In lakes and oceans, it's less a matter of preventing dead zones (since they exist globally) and more about reversing the damage. The key to remediation is water and air pollution reduction. Some dead zones have been remediated, although the species that went extinct cannot be recovered.

For example, a large dead zone in the Black Sea all but vanished in the 1990s when farmers couldn't afford chemical fertilizers. While the environmental effect wasn't entirely intentional, it did serve as proof that remediation is possible. Since then, policymakers and scientists have sought to reverse other dead zones. The reduction of industrial effluents and sewage along the Rhine River has reduced nitrogen levels by 35 percent in the dead zone in the North Sea. Clean-up along the San Francisco Bay and Hudson River have reduced dead zones in the United States.

Yet, cleanup isn't easy. Both mankind and nature can cause problems. Hurricanes, oil spills, increased industry, and nutrient-loading from increased corn production to make ethanol have all worsened the dead zone in the Gulf of Mexico. Fixing that dead zone will require dramatic changes by farmers, industries, and cities all along the coast, the Mississippi River, its delta, and its tributaries.

Taking Action

Today's environmental problems are so big they can seem overwhelming, but there are steps each individual can take to help reverse dead zones.
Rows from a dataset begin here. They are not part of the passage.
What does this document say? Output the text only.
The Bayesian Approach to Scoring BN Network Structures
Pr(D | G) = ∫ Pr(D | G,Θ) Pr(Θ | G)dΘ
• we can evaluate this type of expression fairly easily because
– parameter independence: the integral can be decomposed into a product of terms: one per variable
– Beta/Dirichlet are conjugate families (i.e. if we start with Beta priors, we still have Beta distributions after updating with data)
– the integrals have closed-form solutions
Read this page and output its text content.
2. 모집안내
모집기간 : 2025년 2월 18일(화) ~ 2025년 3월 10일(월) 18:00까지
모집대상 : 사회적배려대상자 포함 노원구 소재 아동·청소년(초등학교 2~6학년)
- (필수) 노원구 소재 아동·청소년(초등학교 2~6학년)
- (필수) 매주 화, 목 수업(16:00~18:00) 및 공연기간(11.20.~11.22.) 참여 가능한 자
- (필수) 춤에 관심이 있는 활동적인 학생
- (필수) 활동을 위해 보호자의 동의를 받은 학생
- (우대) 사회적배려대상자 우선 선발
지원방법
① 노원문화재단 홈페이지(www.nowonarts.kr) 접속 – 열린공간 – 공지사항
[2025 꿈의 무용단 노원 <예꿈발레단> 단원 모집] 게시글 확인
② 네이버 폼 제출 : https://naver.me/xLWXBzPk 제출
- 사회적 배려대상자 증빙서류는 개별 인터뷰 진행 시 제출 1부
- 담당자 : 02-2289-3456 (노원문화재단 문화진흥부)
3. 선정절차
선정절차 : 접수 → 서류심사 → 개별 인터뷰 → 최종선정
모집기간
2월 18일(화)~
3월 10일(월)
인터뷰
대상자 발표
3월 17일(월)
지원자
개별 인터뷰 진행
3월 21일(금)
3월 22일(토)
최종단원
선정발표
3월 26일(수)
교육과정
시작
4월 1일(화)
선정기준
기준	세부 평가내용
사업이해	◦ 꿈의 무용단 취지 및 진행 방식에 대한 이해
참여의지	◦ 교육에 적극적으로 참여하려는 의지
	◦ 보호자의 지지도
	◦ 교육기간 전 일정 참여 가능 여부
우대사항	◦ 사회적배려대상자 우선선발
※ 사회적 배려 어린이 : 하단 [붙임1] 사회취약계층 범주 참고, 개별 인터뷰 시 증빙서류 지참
• Minimize water usage. Every bit of water you flush away eventually returns to the watershed, bringing man-made pollutants with it.
• Avoid using fertilizers. Seed companies have developed strains of crops that require less nitrogen and phosphorus, and if you're uncomfortable with genetically modified plants, you can rotate garden crops to naturally replenish the soil.
• Be mindful of air pollution. Burning wood or using fossil fuels releases nitrogen into the air which will make its way into the water. The biggest steps most individuals can take are driving less and reducing power consumption in the home.
• Be aware of legislation that can either worsen or improve the situation. Vote, and if you see a problem, raise your voice and become part of the solution.

Dead Zone Key Takeaways

• Dead zones are places in the ocean or other bodies of water characterized by having a low oxygen concentration.
• Dead zones occur naturally, but the number and severity of hypoxic zones are largely tied to human activities.
• Nutrient pollution is the primary cause of dead zones. Nutrients from wastewater stimulate algae growth. When the algae die, decomposition depletes the oxygen, killing animals within the zone.
• There are over 400 dead zones worldwide. The Baltic Sea has the largest dead zone. The northern Gulf of Mexico is the second largest.
• Dead zones pose a significant economic threat to fishermen. The environmental impact could signal a global disaster. If dead zones aren't addressed, they could lead to the collapse of the oceanic ecosystem.
• In some cases, dead zones may be reversed by reducing water pollution. This is a major undertaking that requires cooperation between legislators, farmers, industries, and cities.

Sources

• Aquatic Dead Zones. NASA Earth Observatory. Revised July 17,  2010. Retrieved April 29, 2018.
• Diaz, R. J., & Rosenberg, R. (2008). Spreading Dead Zones and Consequences for Marine Ecosystems. Science. 321 (5891), 926-929.
• Morrisey, D.J. (2000). "Predicting impacts and recovery of marine farm sites in Stewart Island New Zealand, from the Findlay-Watling model". Aquaculture. 185: 257–271.
• Osterman, L.E., et al. 2004. Reconstructing an 180-yr record of natural and anthropogenic induced hypoxia from the sediments of the Louisiana Continental Shelf. Geological Society of America meeting. Nov. 7–10. Denver.
• Potera, Carol (June 2008). "Corn Ethanol Goal Revives Dead Zone Concerns". Environmental Health Prospectives.